Through the plan, Nescafé said it would work with its coffee farmers to improve soil health and fertility, protect water resources, and support biodiversity in order to increase yields and help improve farmers' livelihoods, while also helping to sequester carbon through healthier soils.
To help transition farmers towards regenerative practices, the firm plans to provide training, technical assistance, and high-yielding coffee plantlets, in order to encourage the use of organic fertilisers, agroforestry, cover crops and climate-resistant coffee plant varieties, it said.
Nescafé said it would focus its efforts in particular on the seven key coffee growing regions from where the firm sources 90 per cent of its coffee, including Brazil, Vietnam, Mexico, Colombia, Côte d'Ivoire, Indonesia, and Honduras.
David Rennie, head of Nestlé's coffee brands, warned that rising global temperatures could reduce the area suitable for growing coffee worldwide by half by 2030, and that with around 125 million people globally dependent on the coffee sector for their livelihoods, urgent action was needed to ensure the industry's long-term sustainability in the face of worsening climate impacts.

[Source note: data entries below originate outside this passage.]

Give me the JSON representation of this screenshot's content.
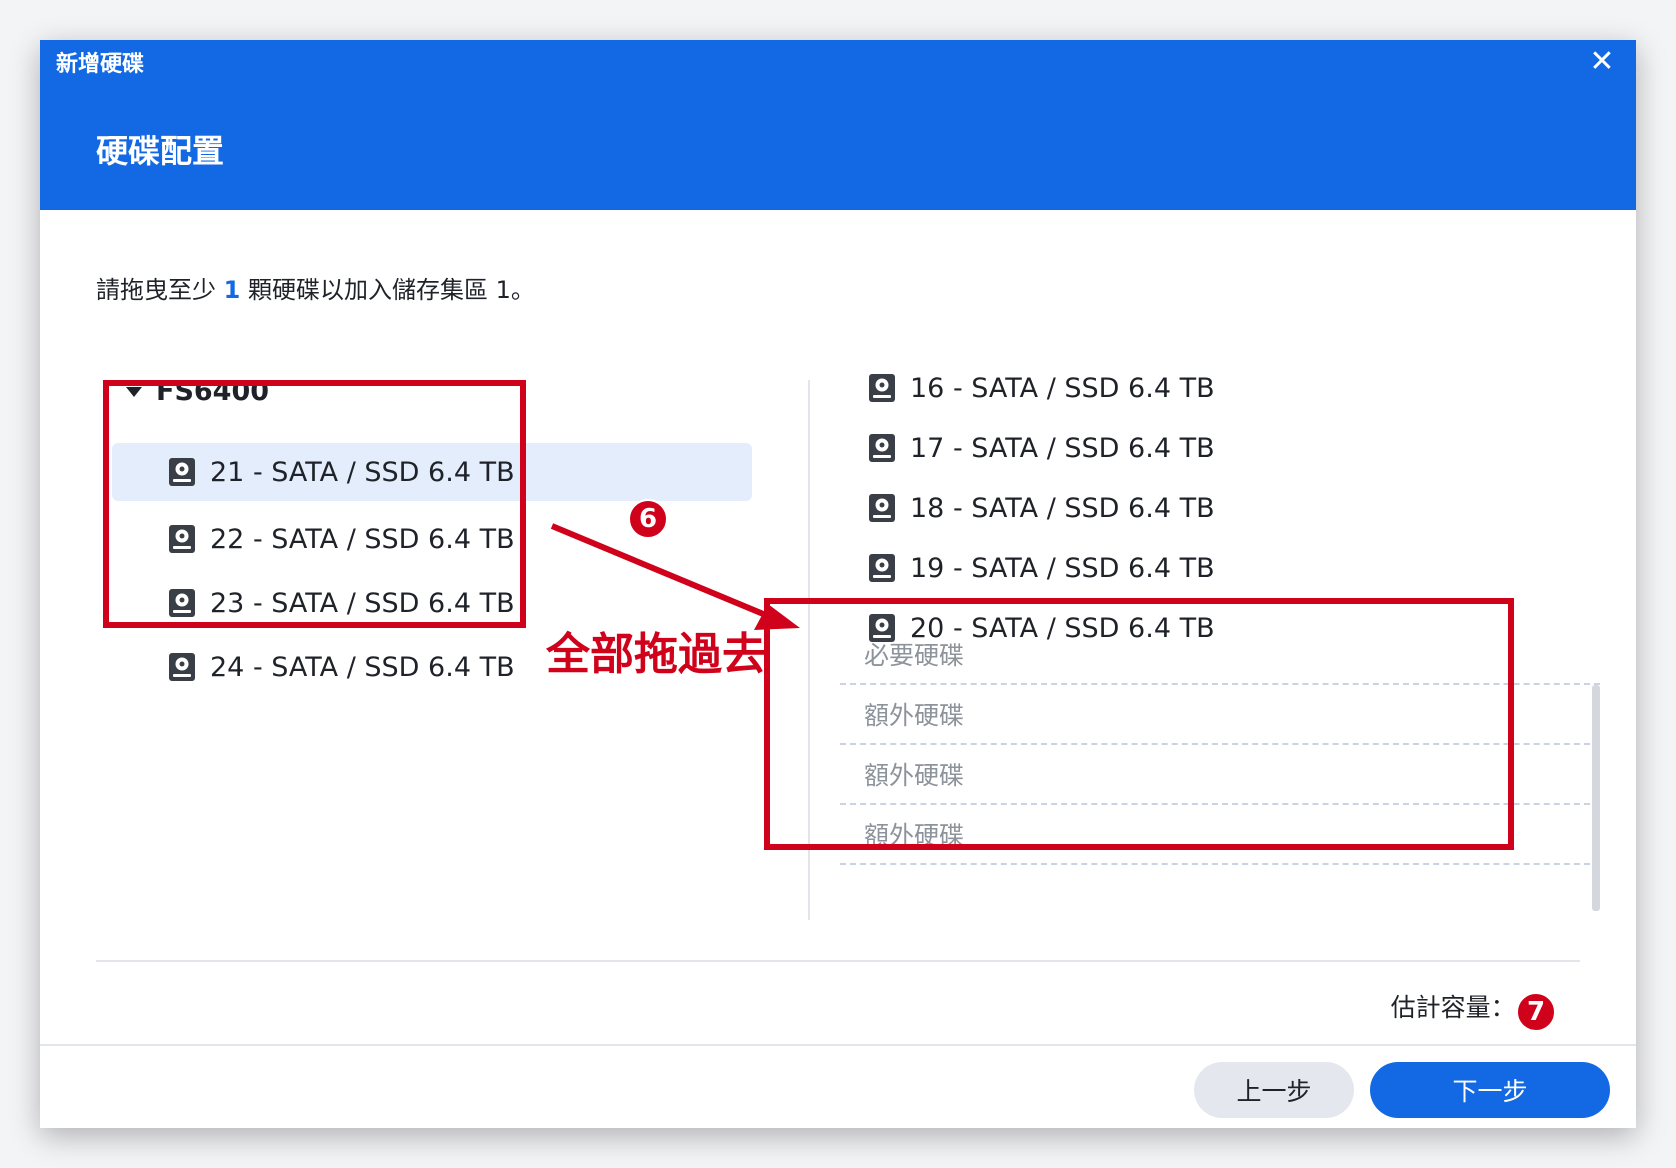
{
  "dialog": {
    "window_title": "新增硬碟",
    "step_title": "硬碟配置",
    "close_icon": "close-icon"
  },
  "instruction": {
    "prefix": "請拖曳至少",
    "count": "1",
    "suffix": "顆硬碟以加入儲存集區 1。"
  },
  "left_group": {
    "name": "FS6400",
    "disks": [
      {
        "label": "21 - SATA / SSD 6.4 TB",
        "selected": true
      },
      {
        "label": "22 - SATA / SSD 6.4 TB",
        "selected": false
      },
      {
        "label": "23 - SATA / SSD 6.4 TB",
        "selected": false
      },
      {
        "label": "24 - SATA / SSD 6.4 TB",
        "selected": false
      }
    ]
  },
  "right_panel": {
    "disks": [
      {
        "label": "16 - SATA / SSD 6.4 TB"
      },
      {
        "label": "17 - SATA / SSD 6.4 TB"
      },
      {
        "label": "18 - SATA / SSD 6.4 TB"
      },
      {
        "label": "19 - SATA / SSD 6.4 TB"
      },
      {
        "label": "20 - SATA / SSD 6.4 TB"
      }
    ],
    "slots": [
      {
        "label": "必要硬碟"
      },
      {
        "label": "額外硬碟"
      },
      {
        "label": "額外硬碟"
      },
      {
        "label": "額外硬碟"
      }
    ]
  },
  "capacity": {
    "label": "估計容量：",
    "value": "-"
  },
  "footer": {
    "back_label": "上一步",
    "next_label": "下一步"
  },
  "annotations": {
    "drag_label": "全部拖過去",
    "step6": "6",
    "step7": "7",
    "color": "#d0021b"
  },
  "colors": {
    "header": "#1369e3",
    "selected_row": "#e3edfc",
    "accent": "#1369e3"
  }
}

"Climate change is putting coffee-growing areas under pressure," he said. "Building on 10 years' experience of the Nescafé Plan, we're accelerating our work to help tackle climate change and address social and economic challenges in the Nescafé value chains."
Nescafé said it planned to work with coffee farmers to test, learn and assess the effectiveness of multiple regenerative agriculture practices, as well as piloting potential cash incentives, offering greater access to credit lines and providing weather insurance for income protection for farmers.
As well as boosting the resilience and yields of coffee farming, the firm said the 2030 regenerative agriculture plan would also contribute to efforts to reduce carbon emissions by increasing soils' ability to sequester CO2.
Nestlé said the plan therefore formed a key pillar of its aim to halve its global greenhouse gas emissions by 2030, before achieving net zero by 2050.
Philipp Navratil, head of Nestlé's coffee strategic business unit, said the Nescafé Plan 2030 aimed to "have a real impact on coffee farming globally".
"We want coffee farmers to thrive as much as we want coffee to have a positive impact on the environment," he said. "Our actions can help drive change throughout the coffee industry."
To date, the firm said it had provided 250 million new coffee plantlets to farmers since 2010, in addition to slashing greenhouse gas emissions from its soluble coffee factories by 46 per cent and cutting water usage by 53 per cent at these plants between 2010 and 2020.